I just don't see LA adding hundreds of thousands of riders to it's bus system, unless it developed a comparable network of exclusive busways, which could easily be as expensive as a good rail network. If the Harbor Transitway had attracted many tens of thousands of riders, I bet LA would have gotten a lot more excited about buses. There is only so much transportation market share you can get from a bus network, but rail can attract the vast majority of a city's population if it connects to enough destinations.
biased author produces biased histiry
Wendell Cox was a political appointee to the Commission. He leveraged it into a career as an anti-rail consultant who like a hired gunslinger goes from region to region being paid by NIMBYs etc. to take the same set of slanted analysis, inject the local data and produce the same old anti-rail arguments he has produced here. He aleready has conclusions and just carefully picks statistics (with biased interpretation) to push his pro-sprawl anti-urban agenda (a la Joel Kotkin).
Here is another trick--to declare "no more successful in reducing traffic congestion" proves rail is a failure. Traffic is a dynamic system and enduced use from the shift of some car users to rail is a well known phenomenon.
Cox has been pulling this stuff for decade. Has this website no quality control to realize when it is showcasing propoganda (and rather borning propoganda, at that)?
Responding to Tiresome Sloganeering
I normally ignore such incivility, however:
1. Carefully picked statistics? Transit ridership? Automobile use? Market share? There really is nothing else.
2. "enduced use from the shift of some car users to rail is a well known phenomenon."? Perhaps this is "well known" in the mythology, but not in the reality of Los Angeles. The question is not whether "some" people shifted to rail, but whether, on balance, light rail and metro rail have attracted more people to transit. The LACMTA/SCRTD data says "no."

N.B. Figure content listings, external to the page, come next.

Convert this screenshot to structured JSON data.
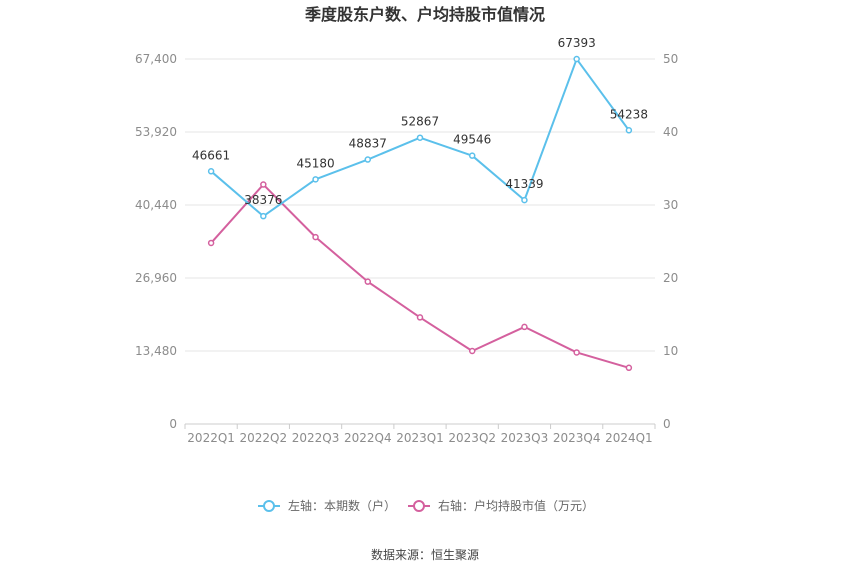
{
  "chart_data": {
    "type": "line",
    "title": "季度股东户数、户均持股市值情况",
    "categories": [
      "2022Q1",
      "2022Q2",
      "2022Q3",
      "2022Q4",
      "2023Q1",
      "2023Q2",
      "2023Q3",
      "2023Q4",
      "2024Q1"
    ],
    "series": [
      {
        "name": "左轴：本期数（户）",
        "axis": "left",
        "color": "#5bc0eb",
        "values": [
          46661,
          38376,
          45180,
          48837,
          52867,
          49546,
          41339,
          67393,
          54238
        ],
        "labels": [
          "46661",
          "38376",
          "45180",
          "48837",
          "52867",
          "49546",
          "41339",
          "67393",
          "54238"
        ]
      },
      {
        "name": "右轴：户均持股市值（万元）",
        "axis": "right",
        "color": "#d4609e",
        "values": [
          24.8,
          32.8,
          25.6,
          19.5,
          14.6,
          10.0,
          13.3,
          9.8,
          7.7
        ]
      }
    ],
    "left_axis": {
      "min": 0,
      "max": 67400,
      "ticks": [
        0,
        13480,
        26960,
        40440,
        53920,
        67400
      ],
      "tick_labels": [
        "0",
        "13,480",
        "26,960",
        "40,440",
        "53,920",
        "67,400"
      ]
    },
    "right_axis": {
      "min": 0,
      "max": 50,
      "ticks": [
        0,
        10,
        20,
        30,
        40,
        50
      ],
      "tick_labels": [
        "0",
        "10",
        "20",
        "30",
        "40",
        "50"
      ]
    },
    "grid": true,
    "legend_position": "bottom"
  },
  "source": "数据来源：恒生聚源"
}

Note that I do not question the motives of the commenter. I just disagree with him or her.
Wendell Cox
Wendell Cox
Demographia
www.demographia.com
6 inches from rail
A friend and I had a talk when Los Angeles began putting the current light rail lines in back in the late 80's. The topic, of course, went to the irony of the having closed a world renowned light rail system in the 50's only to argue a desperate need to build one again in the 80's. He noted that the new system was costing in the dozens of millions per mile -- in some sections even more. I personally noticed how much of it had been built on new right-of-way only a hundred yards or so from existing unused right-of-way, and so on. My friend commented "It's funny, if you just peel about 6 inches of pavement off a lot of streets, you're back to the old rail anyway."
Isn't there an adage "Must we do this damn silly thing in a damn silly way?"